For the Austrian première in Vienna by the Vienna Philharmonic under Hans Richter on 22 November 1896, Dr. Robert Hirschfeld was asked to write the program notes. For this occasion Dvořák composed a letter stating his intentions and musical solutions for the translation of Erbens poem into music.

- Allegro vivace: The water goblin (flutes) alone.
- Andante sostenuto: The girl (clarinet) and her mother (violins), who tells the girl of a bad dream and warns her not to go near the lake.
- Allegro vivo: The girl ignores the warning (violins and oboes) and falls into the lake, and into the hands of the water goblin.
- Andante mesto come prima: The misery of the underwater world.
- Un poco più lento e molto tranquillo: the girl sings a lullaby for her baby (flute and oboe).

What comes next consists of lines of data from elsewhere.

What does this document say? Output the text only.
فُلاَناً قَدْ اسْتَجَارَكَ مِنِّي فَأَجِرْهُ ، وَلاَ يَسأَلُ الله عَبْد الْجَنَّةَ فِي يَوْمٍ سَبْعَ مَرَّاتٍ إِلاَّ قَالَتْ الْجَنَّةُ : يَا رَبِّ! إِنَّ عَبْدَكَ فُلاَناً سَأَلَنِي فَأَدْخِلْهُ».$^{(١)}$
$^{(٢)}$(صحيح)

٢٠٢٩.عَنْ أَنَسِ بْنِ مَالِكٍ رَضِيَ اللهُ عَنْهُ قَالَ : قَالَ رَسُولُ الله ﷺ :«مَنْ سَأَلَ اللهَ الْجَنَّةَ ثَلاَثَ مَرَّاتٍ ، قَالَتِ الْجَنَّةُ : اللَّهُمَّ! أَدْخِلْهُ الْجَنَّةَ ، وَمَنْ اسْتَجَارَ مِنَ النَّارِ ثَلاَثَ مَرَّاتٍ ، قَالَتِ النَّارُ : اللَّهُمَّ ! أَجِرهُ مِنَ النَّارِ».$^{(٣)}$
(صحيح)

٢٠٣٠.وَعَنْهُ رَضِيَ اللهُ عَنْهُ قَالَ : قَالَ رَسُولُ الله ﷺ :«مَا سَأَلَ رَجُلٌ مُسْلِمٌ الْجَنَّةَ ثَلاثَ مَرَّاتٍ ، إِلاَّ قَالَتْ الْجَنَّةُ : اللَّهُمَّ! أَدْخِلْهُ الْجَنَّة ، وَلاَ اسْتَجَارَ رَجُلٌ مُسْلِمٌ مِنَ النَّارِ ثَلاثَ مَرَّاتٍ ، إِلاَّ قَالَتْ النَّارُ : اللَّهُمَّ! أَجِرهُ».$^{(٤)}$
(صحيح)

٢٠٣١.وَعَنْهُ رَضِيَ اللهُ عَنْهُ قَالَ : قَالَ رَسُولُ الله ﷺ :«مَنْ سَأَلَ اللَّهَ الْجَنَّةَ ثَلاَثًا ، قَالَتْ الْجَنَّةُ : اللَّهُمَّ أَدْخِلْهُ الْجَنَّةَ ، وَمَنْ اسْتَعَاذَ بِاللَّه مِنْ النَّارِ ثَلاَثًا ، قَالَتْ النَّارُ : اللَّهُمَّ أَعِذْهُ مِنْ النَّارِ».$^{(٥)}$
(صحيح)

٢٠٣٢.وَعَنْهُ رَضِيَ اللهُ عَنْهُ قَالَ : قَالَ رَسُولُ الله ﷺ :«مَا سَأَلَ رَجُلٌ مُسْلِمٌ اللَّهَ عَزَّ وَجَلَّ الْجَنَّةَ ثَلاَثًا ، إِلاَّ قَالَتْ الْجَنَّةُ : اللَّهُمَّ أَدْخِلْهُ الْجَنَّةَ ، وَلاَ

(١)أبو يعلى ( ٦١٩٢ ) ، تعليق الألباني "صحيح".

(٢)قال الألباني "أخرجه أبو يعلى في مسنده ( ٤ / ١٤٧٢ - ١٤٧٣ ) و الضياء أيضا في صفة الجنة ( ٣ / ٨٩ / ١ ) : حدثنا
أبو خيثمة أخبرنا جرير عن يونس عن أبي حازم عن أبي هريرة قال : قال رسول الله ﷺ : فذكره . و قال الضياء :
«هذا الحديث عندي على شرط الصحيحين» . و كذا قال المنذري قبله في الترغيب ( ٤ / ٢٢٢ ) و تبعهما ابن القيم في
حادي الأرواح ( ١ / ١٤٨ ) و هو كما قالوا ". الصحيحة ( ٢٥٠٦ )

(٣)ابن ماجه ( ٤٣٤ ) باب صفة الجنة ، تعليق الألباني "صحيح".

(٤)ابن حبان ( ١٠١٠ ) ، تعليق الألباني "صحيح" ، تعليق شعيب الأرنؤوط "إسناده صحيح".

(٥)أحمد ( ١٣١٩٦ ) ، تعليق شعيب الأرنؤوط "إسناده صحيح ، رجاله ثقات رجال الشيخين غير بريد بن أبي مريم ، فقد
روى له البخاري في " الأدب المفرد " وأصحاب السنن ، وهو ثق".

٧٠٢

- Andante: The water goblin tells her to stop singing in a fury and they have a quarrel, which ends that the girl is permitted to go visit her mother, but has to be back before the bells of the vespers.
- Lento assai: The girl goes home to her mother (cellos and trombones), where they have a sad reunion.
- Allegro vivace: The storm on the lake, the church bells are heard after which knocking on the door and eventually a loud bang when the goblin throws the dead child against the door.
- Andante sostenuto: croaking frogs (piccolo and flutes), the mother's moaning about that Friday, which was an unlucky day (cor anglais and bass clarinet), the mother's terrible distress (oboes, cellos and basses). The water goblin's mysterious disappearance into the depth of the lake.